Several years ago when the crazy Google car with a camera mounted to its roof made its way through Canada, it had people divided: what a cool idea that we can type in an address and see what the place looks like; or, it was seen as an invasion of privacy.
A Montreal woman has won a legal battle with Google citing its “flagrant abuse of her right to a private life, the protection of her image and her dignity.”
Let’s rewind. How did it get to that point?
Google addressed privacy concerns by saying faces and licence plates would be blurred so that identities couldn’t be revealed. Unfortunately for the Montreal woman, her face was blurred but her bosom popping out of her tank top apparently caused her humiliation.
The woman was sitting on her front step when the Google Street View car went by and snapped images of the area. It happened five years ago and in 2011 is when she launched the lawsuit suggesting she was subjected to humiliation amongst her colleagues.
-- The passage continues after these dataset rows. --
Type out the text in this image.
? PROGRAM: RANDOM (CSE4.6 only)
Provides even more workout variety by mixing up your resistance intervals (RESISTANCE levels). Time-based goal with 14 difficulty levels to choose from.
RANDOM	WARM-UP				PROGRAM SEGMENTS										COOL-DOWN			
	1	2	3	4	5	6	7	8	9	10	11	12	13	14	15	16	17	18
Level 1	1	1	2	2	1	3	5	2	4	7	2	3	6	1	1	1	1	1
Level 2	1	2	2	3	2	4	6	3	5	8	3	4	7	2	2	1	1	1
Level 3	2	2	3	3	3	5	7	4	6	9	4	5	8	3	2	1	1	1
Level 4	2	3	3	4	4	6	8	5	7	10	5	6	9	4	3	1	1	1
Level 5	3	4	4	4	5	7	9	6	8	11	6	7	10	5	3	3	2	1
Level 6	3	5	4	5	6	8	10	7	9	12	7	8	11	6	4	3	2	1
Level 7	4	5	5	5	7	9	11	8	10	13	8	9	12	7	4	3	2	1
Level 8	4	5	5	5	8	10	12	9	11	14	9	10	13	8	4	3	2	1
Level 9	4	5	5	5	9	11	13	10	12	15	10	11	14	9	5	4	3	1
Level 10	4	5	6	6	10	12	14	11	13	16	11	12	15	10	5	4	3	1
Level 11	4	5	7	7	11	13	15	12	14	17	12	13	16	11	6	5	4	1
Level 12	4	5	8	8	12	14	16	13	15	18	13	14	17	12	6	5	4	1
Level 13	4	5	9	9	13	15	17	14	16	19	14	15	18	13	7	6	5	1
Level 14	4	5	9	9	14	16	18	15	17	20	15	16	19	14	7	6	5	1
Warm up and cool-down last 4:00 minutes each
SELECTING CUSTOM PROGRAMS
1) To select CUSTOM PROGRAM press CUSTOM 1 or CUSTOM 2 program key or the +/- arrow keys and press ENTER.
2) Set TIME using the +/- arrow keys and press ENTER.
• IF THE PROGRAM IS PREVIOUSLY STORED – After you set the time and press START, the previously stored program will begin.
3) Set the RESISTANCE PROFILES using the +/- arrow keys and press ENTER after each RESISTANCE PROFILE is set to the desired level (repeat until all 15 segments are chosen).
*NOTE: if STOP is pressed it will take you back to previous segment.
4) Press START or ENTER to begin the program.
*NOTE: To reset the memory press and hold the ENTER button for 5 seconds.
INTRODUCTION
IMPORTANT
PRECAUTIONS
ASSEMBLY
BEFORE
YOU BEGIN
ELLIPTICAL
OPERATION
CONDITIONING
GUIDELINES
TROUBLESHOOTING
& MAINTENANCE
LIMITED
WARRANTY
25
The woman was seeking $7,000 but was awarded a little more than $2,200. The court ruled (somewhat) in her favour saying that simply blurring someone’s face doesn’t make them unrecognizable when it comes to identifying a property they are on.
I guess the real argument is, how is this any different than someone driving down the street and snapping a picture of someone and posting it online? Google’s car was on public property and taking pics of landmarks — mountainous or not — that anybody going down a street could encounter or see. When contacted by the woman, Google reportedly did blur her home and car — and her face was already blurred.
The next question is, if she was embarrassed by her boobies hanging out, why wasn’t she a little more careful with her outfit that day? It’s one thing to dress how you want IN your own home but when you are on your property AND in public view, that’s when it becomes tricky.
Nevertheless, Google didn’t trespass or capture an image the woman’s neighbour’s couldn’t have complained about themselves… I mean, witnessed. I hope the four-year battle was worth the two grand.